Wednesday, June 29, 2016

But It’s Not My Fault (Julia Cook)



Author: Julia Cook

Illustrator: Anita Dufalla

Target Ages: 3 and up

Genre: Realistic Fiction

First Lines:  
“My name is Norman David Edwards…but everyone calls me ‘Noodle.’ Sometimes things happen to me that get me in trouble.  But it’s not my fault.”

Publisher Summary:
This first book in the new Responsible Me! Series, follows Noodle through a very rough day at school. It just isn't his fault that his brother's game ran late and he didn't finish his homework. Or that his mom forgot to remind him to turn in his library book. Or that Mary Gold got in his airspace and hit his arm with her head... Join Noodle on his journey as he learns not to blame others or try to find fault; but instead practices accepting responsibility, and turns his very rough day into a very good NEW day!”

Evaluation:
As Noodle goes through his day, he has an excuse for every poor choice and behavior. He consistently blames someone or something else. When he gets in trouble, he exhibits a “poor me” persona. 

At the end of the day, he has a talk with his teacher. She tells him:  “I’m not talking about whose fault it is…I’m talking about whose responsibility it is.” This response is perfect!  I love how she changes the focus to get at the heart of the problem. 

She goes on to tell him, “You are responsible for the things that you do….Blaming others is a reason, but it is not an excuse.  If you keep playing this game, you surely will lose!”  Wow!  More excellent insight for children as well as the parents and educators guiding them.  The game metaphor is effective because children tend to love to play and to win at games.  It is a concrete way for them to understand the consequences of their choices.

When Noodle gets home, his mother reinforces the guidance his teacher offered him. She separates the behavior from the person.  He made some mistakes, causing him to have a rough day.  However, he is in charge of his body and mouth, so he must “own up and become more responsible for the choices” he has made. However, it is clear that he is not a “bad” kid. 

Finally, his mother focuses on teaching him to be a problem solver. She explains that mistakes can be used as a learning experience. Blaming others robs him of a chance to learn.  She tells him to say, “I did that! Now what can I do to improve my situation?” 

The next day when Noodle runs into a problem, he takes responsible.  He learns there are both consequences and benefits of doing so. 

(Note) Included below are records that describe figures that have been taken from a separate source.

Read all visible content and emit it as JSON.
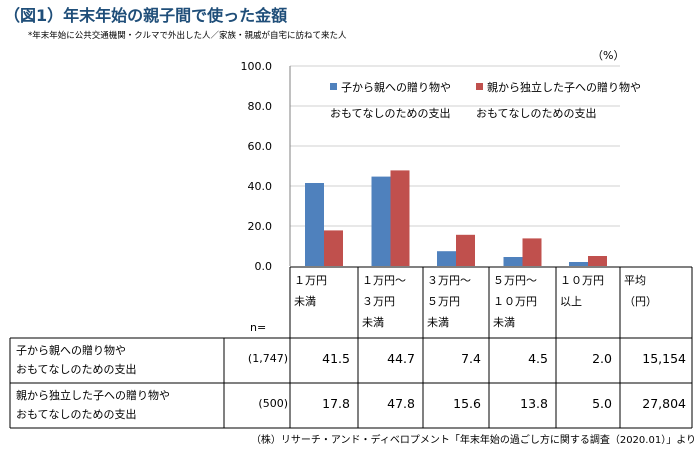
{
  "title": "（図1）年末年始の親子間で使った金額",
  "subtitle": "*年末年始に公共交通機関・クルマで外出した人／家族・親戚が自宅に訪ねて来た人",
  "unit_label": "（%）",
  "n_label": "n=",
  "source": "（株）リサーチ・アンド・ディベロプメント「年末年始の過ごし方に関する調査（2020.01）」より",
  "chart_data": {
    "type": "bar",
    "ylim": [
      0,
      100
    ],
    "yticks": [
      "0.0",
      "20.0",
      "40.0",
      "60.0",
      "80.0",
      "100.0"
    ],
    "categories": [
      [
        "１万円",
        "未満"
      ],
      [
        "１万円～",
        "３万円",
        "未満"
      ],
      [
        "３万円～",
        "５万円",
        "未満"
      ],
      [
        "５万円～",
        "１０万円",
        "未満"
      ],
      [
        "１０万円",
        "以上"
      ]
    ],
    "extra_header": [
      "平均",
      "（円）"
    ],
    "series": [
      {
        "name": "子から親への贈り物やおもてなしのための支出",
        "legend_lines": [
          "子から親への贈り物や",
          "おもてなしのための支出"
        ],
        "row_lines": [
          "子から親への贈り物や",
          "おもてなしのための支出"
        ],
        "n": "(1,747)",
        "color": "#4f81bd",
        "values": [
          41.5,
          44.7,
          7.4,
          4.5,
          2.0
        ],
        "value_labels": [
          "41.5",
          "44.7",
          "7.4",
          "4.5",
          "2.0"
        ],
        "average": "15,154"
      },
      {
        "name": "親から独立した子への贈り物やおもてなしのための支出",
        "legend_lines": [
          "親から独立した子への贈り物や",
          "おもてなしのための支出"
        ],
        "row_lines": [
          "親から独立した子への贈り物や",
          "おもてなしのための支出"
        ],
        "n": "(500)",
        "color": "#c0504d",
        "values": [
          17.8,
          47.8,
          15.6,
          13.8,
          5.0
        ],
        "value_labels": [
          "17.8",
          "47.8",
          "15.6",
          "13.8",
          "5.0"
        ],
        "average": "27,804"
      }
    ]
  }
}
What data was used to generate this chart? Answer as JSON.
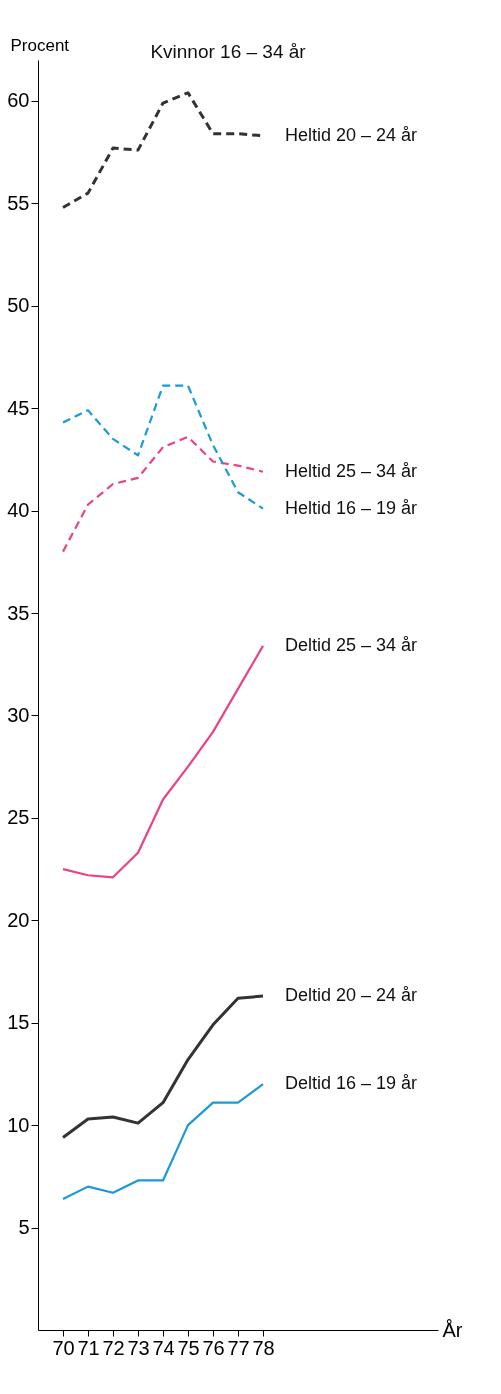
{
  "chart_data": {
    "type": "line",
    "title": "Kvinnor 16 – 34 år",
    "xlabel": "År",
    "ylabel": "Procent",
    "x": [
      70,
      71,
      72,
      73,
      74,
      75,
      76,
      77,
      78
    ],
    "xlim": [
      69,
      85
    ],
    "xticks": [
      70,
      71,
      72,
      73,
      74,
      75,
      76,
      77,
      78
    ],
    "ylim": [
      0,
      62
    ],
    "yticks": [
      5,
      10,
      15,
      20,
      25,
      30,
      35,
      40,
      45,
      50,
      55,
      60
    ],
    "marker": "none",
    "series": [
      {
        "name": "Heltid 20 – 24 år",
        "color": "#333333",
        "line_style": "dashed",
        "values": [
          54.8,
          55.5,
          57.7,
          57.6,
          59.9,
          60.4,
          58.4,
          58.4,
          58.3
        ]
      },
      {
        "name": "Heltid 25 – 34 år",
        "color": "#e8428a",
        "line_style": "dashed",
        "values": [
          38.0,
          40.3,
          41.3,
          41.6,
          43.1,
          43.6,
          42.4,
          42.2,
          41.9
        ]
      },
      {
        "name": "Heltid 16 – 19 år",
        "color": "#1a9ad6",
        "line_style": "dashed",
        "values": [
          44.3,
          44.9,
          43.5,
          42.7,
          46.1,
          46.1,
          43.2,
          40.9,
          40.1
        ]
      },
      {
        "name": "Deltid 25 – 34 år",
        "color": "#e8428a",
        "line_style": "solid",
        "values": [
          22.5,
          22.2,
          22.1,
          23.3,
          25.9,
          27.5,
          29.2,
          31.3,
          33.4
        ]
      },
      {
        "name": "Deltid 20 – 24 år",
        "color": "#333333",
        "line_style": "solid",
        "values": [
          9.4,
          10.3,
          10.4,
          10.1,
          11.1,
          13.2,
          14.9,
          16.2,
          16.3
        ]
      },
      {
        "name": "Deltid 16 – 19 år",
        "color": "#1a9ad6",
        "line_style": "solid",
        "values": [
          6.4,
          7.0,
          6.7,
          7.3,
          7.3,
          10.0,
          11.1,
          11.1,
          12.0
        ]
      }
    ]
  }
}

Rounding out this book is a list of 9 effective suggestions for parents and educators to help them teach children to avoid the blame game and take responsibility. 

It’s Not My Fault is an excellent teaching tool for home or the classroom.  I HIGHLY recommend it as a means to help refine and refocus your approach as well as a springboard for discussion with your child. 

Boys Town Press has dozens of books and resources to help parents and educators.

Activities and Extension Ideas for Lesson Plans:
  • Book Talk:  Discuss each one of Noodles problems and ways he could take responsibility. For instance, he could leave himself a sticky note to remind him to put his library book in his book bag or complete his homework before the game begins.
  • Cause and Effect:  Introduce or reinforce cause and effect.  Make some causal chains or maps to show how one choice impacted many others. 
  • Dramatic Play: Role play common issues of “blame” your child tends to display. For instance, you can be the child (person) blaming others.  Have your child “teach” you about taking responsibility.  OR Use 2 dolls, action figures, or stuffed animals to play scenarios out. 
  • Problem Solving Slogan:  Come up with a way to help you child remember to take responsibility. With older children, have them help you. For instance, make up a snappy saying like “Stop. Drop. Solve.”  Stop talking/whining/complaining.  Drop the blame game.  Solve the problem.
  • Reward Jar: Instead of penalizing a behavior (think swear jar), create a reward jar.  Each time you see your child taking responsibility, allow them to pick out of the reward jar, which can include favorite activities or treats.